Anil Kumble is undoubtedly one of the greatest names in Indian cricket, known for his right arm leg-break bowling and expert captaincy skills. Apart from being a marvel on the cricket pitch, Kumble also graduated with a Bachelors in Mechanical Engineering from Rashtreeya Vidyalaya College of Engineering (RVCE), making him one of the best-educated cricketers around. While this is an immense achievement, Anil is not the only Indian sports star who can boast about having both a tertiary qualification and an esteemed sporting career under the belt. Fellow top national cricketer Javagal Srinath is also a qualified engineer while World Billiards and Snooker champion Pankaj Advani earned a degree in commerce from Jain University. With so many top sports stars making the effort to earn an educational qualification, one can’t help but wonder why they were driven to potentially succeed in more than one professional field.
Why do sports stars choose to become educated?
Regardless of what sport you participate in and how well you excel in it, you will not be able to partake in it indefinitely. What happens when you are forced to retire from the sport due to age, form or injury? How do you maintain the standard of living you and your family have become accustomed to without the income you were also accustomed to? Having a qualification to fall back on after your sporting career comes to an end can be very beneficial especially considering that the average age of the oldest Indian cricket team to appear in a Test is only 32 while the general retirement age in India is 58.

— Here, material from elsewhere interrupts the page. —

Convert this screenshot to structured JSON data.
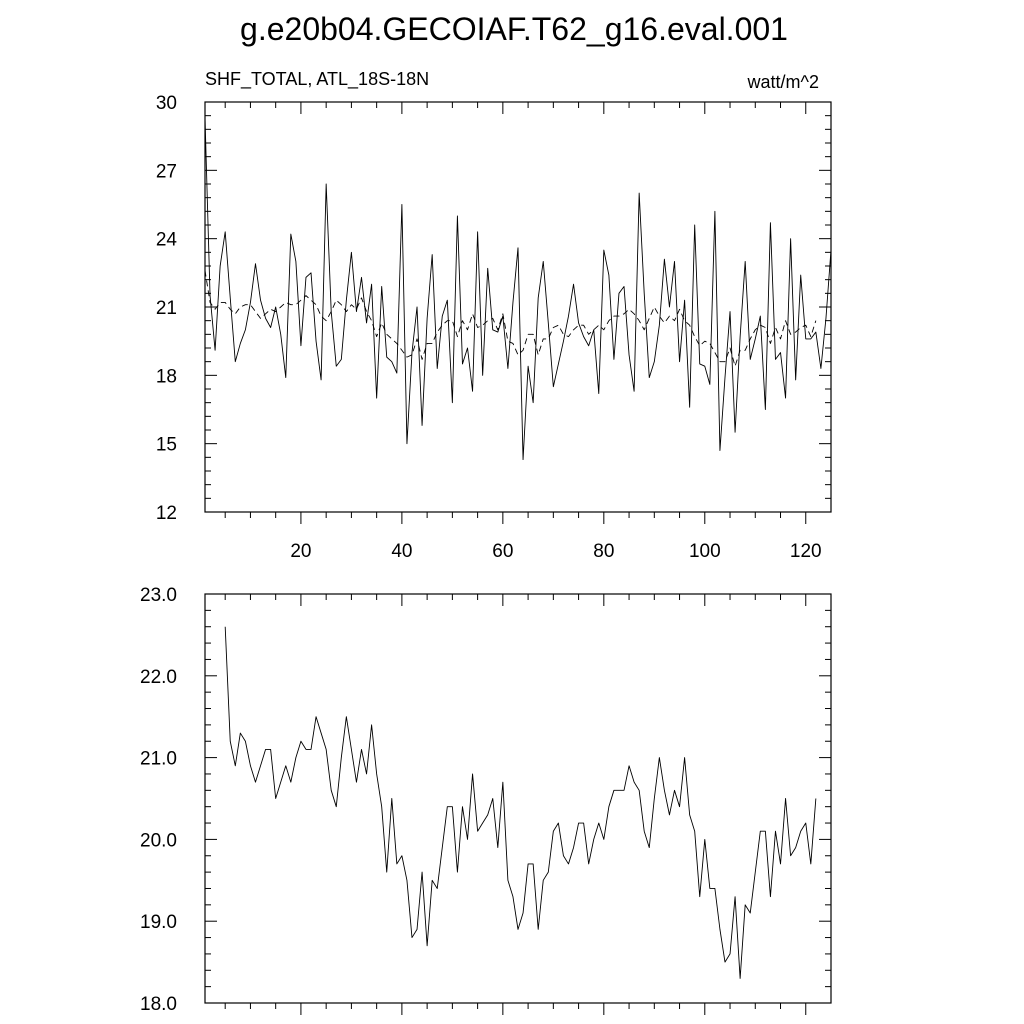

While education doesn’t come cheap, even youngsters with an interest in a professional sport often find a strategy to fund their studies just so that they can have the best possible life during and after their sporting careers. There are countless professional Indian sportsmen and women who work regular jobs after they bid farewell to their sporting careers. Joginder Sharma, the player who helped a very young Indian cricket team win their very first Twenty20 World Cup back in 2007 may not have a swanky university degree but still serves India in a noble way as a DSP in Haryana Police.
An education can boost earning potential
Being in possession of a degree is not only handy once you retire from the professional sport, but also while you are still actively involved in it. For many talented sporting stars, training full-time is a luxury they simply cannot afford. Unless you are fortunate enough to be part of a national team, chances are you will not be able to get by on the stipend your sporting passion earns you.
Apart from extensive training in their respective disciplines, many Indian Olympic athletes also work part-time government jobs in a bid to make ends meet. Although the Indian government has increased its spending on its Olympic program the funds does not necessarily trickle down to the athletes. When not competing for his country, World and Olympic champion shooter Abhinav Singh Bindra is also the CEO of Abhinav Futuristics, while former Indian cricket captain MS Dhoni has a day-job as the vice president of The India Cements Ltd.
Being able to enjoy a professional sporting career while also having a degree under the belt truly does afford you the best of both worlds. One of the best investments anyone can make during their lives is in a good education that will undoubtedly serve you well long after you have retired from the world of professional Indian sport.